Sun., May 4, 2014, midnight

Last week’s steady stream of candidates announcing plans to run for some office or another is a sign of spring, and that filing week is nearly upon us.

May 12-16 is the time for a candidate to go from talking about running for office to putting money where his or her mouth is, and then attaching it to the required paperwork and filing it with county or state elections officials.

Spokane County Auditor Vicky Dalton had a word of advice recently for would-be candidates contemplating their runs. It boils down to “do all your contemplating before filing and paying your fee.”

Apparently some candidates in the 4th Legislative District have been talking about filing early in the week for one House seat, and maybe switching later in the week if the field for the other seat seems to offer better prospects.

Right now, the state Public Disclosure Commission lists seven House candidates in the 4th, all Republicans. Five haven’t indicated which seat they will seek, leaving the space marked “Position No.” blank, or putting a U – presumably for “undecided” – or NA, which usually stands for not applicable.

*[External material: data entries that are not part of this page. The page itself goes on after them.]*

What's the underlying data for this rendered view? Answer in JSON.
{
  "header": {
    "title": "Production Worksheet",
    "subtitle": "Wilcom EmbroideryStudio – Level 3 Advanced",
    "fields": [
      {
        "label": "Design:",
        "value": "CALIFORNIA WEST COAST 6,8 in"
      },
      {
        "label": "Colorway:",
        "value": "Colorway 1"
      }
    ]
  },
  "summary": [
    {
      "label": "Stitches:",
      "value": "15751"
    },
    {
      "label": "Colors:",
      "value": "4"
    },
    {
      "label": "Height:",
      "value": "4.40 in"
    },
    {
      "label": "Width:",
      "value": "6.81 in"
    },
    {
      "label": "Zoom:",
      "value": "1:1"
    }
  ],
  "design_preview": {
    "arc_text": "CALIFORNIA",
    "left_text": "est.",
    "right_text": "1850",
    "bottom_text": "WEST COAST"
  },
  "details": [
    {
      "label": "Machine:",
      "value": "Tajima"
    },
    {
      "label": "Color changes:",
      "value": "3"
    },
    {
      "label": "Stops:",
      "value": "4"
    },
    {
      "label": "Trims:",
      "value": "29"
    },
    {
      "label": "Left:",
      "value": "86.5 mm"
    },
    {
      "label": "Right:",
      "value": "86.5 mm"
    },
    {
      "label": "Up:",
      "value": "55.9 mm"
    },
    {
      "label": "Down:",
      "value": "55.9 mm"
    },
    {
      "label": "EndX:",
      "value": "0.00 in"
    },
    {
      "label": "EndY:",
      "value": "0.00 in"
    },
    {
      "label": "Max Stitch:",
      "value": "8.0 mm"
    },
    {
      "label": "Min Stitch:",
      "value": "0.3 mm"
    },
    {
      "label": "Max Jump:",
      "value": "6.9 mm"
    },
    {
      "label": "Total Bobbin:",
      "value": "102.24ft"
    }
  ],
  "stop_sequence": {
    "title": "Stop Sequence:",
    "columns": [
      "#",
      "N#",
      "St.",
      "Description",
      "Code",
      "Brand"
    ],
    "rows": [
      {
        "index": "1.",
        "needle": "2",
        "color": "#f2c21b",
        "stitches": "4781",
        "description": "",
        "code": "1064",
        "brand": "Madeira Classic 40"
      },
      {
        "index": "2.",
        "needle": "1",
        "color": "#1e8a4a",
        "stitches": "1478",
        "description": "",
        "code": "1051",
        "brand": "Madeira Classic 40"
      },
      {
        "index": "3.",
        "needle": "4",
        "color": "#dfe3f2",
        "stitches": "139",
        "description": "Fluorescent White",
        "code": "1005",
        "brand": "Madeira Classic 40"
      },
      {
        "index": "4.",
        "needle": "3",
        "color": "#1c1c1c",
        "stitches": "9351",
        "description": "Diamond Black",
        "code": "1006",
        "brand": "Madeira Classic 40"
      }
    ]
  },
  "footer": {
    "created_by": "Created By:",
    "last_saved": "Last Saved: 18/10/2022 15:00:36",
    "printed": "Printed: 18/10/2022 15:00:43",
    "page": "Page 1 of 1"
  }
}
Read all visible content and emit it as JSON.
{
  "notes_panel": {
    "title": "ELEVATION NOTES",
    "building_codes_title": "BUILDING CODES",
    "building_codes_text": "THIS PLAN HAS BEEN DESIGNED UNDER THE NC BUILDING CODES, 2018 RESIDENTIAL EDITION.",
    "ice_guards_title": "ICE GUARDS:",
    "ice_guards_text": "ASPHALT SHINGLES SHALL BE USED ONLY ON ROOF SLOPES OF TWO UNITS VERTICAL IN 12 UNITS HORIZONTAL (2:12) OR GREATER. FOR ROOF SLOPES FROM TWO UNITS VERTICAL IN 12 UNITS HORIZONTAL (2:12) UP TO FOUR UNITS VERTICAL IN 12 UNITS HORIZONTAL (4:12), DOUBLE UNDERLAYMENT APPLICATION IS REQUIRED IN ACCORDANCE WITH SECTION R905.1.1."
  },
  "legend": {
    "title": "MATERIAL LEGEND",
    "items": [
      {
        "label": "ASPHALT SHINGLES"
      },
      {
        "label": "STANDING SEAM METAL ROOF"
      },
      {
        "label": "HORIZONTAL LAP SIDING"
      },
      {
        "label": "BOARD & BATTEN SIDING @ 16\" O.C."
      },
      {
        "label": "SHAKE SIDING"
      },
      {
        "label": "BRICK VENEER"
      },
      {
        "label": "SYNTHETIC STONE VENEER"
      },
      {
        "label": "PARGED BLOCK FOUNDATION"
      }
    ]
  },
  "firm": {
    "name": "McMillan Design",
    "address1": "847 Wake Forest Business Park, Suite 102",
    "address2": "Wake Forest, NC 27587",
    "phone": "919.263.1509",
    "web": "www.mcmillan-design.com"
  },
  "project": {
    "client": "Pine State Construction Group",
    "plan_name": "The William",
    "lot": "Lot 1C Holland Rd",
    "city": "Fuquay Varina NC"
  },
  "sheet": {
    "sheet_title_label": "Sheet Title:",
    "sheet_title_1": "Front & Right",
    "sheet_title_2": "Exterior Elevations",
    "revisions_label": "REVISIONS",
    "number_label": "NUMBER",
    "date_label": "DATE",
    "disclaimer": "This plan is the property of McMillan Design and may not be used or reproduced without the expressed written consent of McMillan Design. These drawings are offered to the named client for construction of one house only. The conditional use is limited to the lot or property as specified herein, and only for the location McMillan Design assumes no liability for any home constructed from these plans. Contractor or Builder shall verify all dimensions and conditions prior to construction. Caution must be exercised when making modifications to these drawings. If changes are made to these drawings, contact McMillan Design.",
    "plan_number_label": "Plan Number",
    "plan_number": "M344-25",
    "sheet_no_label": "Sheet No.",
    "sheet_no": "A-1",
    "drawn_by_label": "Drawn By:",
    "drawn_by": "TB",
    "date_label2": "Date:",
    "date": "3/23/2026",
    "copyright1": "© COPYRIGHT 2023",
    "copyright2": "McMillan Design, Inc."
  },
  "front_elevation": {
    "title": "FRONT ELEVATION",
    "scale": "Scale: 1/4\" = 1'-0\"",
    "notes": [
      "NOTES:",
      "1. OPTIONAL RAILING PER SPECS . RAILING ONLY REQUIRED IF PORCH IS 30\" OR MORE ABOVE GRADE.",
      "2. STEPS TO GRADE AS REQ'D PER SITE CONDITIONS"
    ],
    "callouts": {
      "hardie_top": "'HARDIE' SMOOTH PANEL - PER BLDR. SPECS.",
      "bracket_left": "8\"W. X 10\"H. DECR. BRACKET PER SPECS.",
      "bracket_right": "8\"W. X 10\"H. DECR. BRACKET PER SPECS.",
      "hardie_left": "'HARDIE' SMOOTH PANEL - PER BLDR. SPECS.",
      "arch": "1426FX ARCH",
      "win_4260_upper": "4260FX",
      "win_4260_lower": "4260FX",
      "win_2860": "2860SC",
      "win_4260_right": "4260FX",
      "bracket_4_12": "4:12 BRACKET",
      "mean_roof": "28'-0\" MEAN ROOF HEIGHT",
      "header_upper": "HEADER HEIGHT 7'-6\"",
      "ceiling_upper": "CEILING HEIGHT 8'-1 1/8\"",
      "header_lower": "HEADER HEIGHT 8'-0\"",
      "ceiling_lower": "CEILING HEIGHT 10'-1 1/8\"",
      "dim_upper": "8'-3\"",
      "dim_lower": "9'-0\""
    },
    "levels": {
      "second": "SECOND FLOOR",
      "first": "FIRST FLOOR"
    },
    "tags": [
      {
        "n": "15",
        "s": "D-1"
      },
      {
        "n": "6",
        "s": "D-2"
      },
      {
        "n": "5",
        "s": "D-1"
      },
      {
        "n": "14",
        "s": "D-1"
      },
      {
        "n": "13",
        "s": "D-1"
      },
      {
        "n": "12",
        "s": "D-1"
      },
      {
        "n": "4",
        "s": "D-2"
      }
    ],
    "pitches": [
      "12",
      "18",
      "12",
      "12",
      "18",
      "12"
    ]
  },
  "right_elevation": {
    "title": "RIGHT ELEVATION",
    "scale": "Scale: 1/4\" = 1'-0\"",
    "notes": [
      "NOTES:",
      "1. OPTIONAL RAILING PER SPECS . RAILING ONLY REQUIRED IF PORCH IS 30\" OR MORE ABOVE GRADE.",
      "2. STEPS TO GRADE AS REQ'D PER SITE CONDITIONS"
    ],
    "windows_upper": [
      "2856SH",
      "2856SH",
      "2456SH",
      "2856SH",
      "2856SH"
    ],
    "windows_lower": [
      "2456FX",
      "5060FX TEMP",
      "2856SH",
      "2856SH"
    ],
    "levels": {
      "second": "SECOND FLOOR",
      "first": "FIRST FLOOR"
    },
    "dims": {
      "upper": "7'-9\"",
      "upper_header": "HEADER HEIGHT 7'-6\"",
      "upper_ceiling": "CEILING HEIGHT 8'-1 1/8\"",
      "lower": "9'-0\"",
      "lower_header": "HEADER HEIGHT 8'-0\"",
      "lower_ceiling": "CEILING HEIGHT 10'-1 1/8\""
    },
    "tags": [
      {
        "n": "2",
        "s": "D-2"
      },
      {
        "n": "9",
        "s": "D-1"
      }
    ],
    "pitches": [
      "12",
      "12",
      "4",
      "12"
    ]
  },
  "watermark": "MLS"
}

In this case, the position number is very applicable. You file and run for one or the other, and must say so on your campaign signs, literature and candidacy petitions.

Presumably, this is all about jockeying to see who will run for the seat vacated last year by longtime Rep. Larry Crouse, to which Leonard Christian was appointed. Christian is willing to say he’s seeking No. 1, which he currently holds. Yet Rep. Matt Shea, who has held the No. 2 position since winning it in 2008, considers it “NA.”

Shea has endorsed Robert McCaslin for the House; McCaslin also is running NA but presumably NSS, or Not Shea’s Seat.

Josh Arritola, of Chattaroy, the head of a management consulting firm, made the formal announcement last week that he’s running against Shea. He may be waiting for Shea to pick a number to replace the U on his form and put it on his website. (There was a time when candidates chose their race before designing a website, but that’s probably so 2000s.)

The position number can be added to a website with a few key strokes by a programmer. It can be attached to a yard sign or a billboard with stickers. Changing it on a petition of candidacy after it’s filed with elections officials next week isn’t so easy. In fact, it’s not possible, Dalton said. A candidate can switch races only by withdrawing from the first race, which means forfeiting that filing fee, then filing new paperwork for the other race. And paying the fee again.

Elections officials won’t mind taking two fees from the same candidate. But it might not sound good for anyone running as a fiscal conservative in the Spokane Valley’s 4th District. And does anyone run as anything else in the 4th?

RIP Janet Gilpatrick

Janet Gilpatrick never held elective office but put her stamp on the politics and governance of Eastern Washington for some 17 years by making sure things got done right for someone who did.

That someone was Tom Foley, the Spokane congressman who rose through the ranks to become speaker of the House. While Foley rose from committee chairman to majority whip to majority leader to speaker, Gilpatrick headed up the staff taking care of business back in Spokane.

To many, she was the eyes and ears of Tom Foley in Eastern Washington, meeting with business leaders, school officials, farmers and just about anyone else who had an idea or request for their congressman when he wasn’t around. When he was, she was the person who made sure he got where he needed to be when he needed to be there – no small trick with a boss who lingered at one event talking to constituents while the time got shorter to get to the next one.

But Gilpatrick was adept at covering the miles between cities and towns in the far reaches of the 5th District at speeds that would impress a NASCAR fan. Ever been stopped for speeding, she was once asked after covering the stretch from Spokane to Pullman in an impressively short span? Oh yes, she replied. Does having the speaker of the House in the car get you out of a ticket? It might if they were allowed to mention it, she said, but they weren’t, so she’d just take the ticket and pay the fine.

When campaign season came around, as it did every other summer for Foley, she split her time between the congressional office and the campaign. There were things she could tell a reporter on the record, things off the record, and things she just couldn’t tell at all. She was the rarest of political operatives – passionate and knowledgeable about issues and loyal to her boss without ever steering anyone wrong.

She took those talents to a career in public relations after closing up Foley’s office. She’d had some health problems lately and went downhill after her longtime husband Thomas passed away, daughter Annie Gilpatrick said. Her memorial will be May 14 at Hennessey Smith on North Division Street.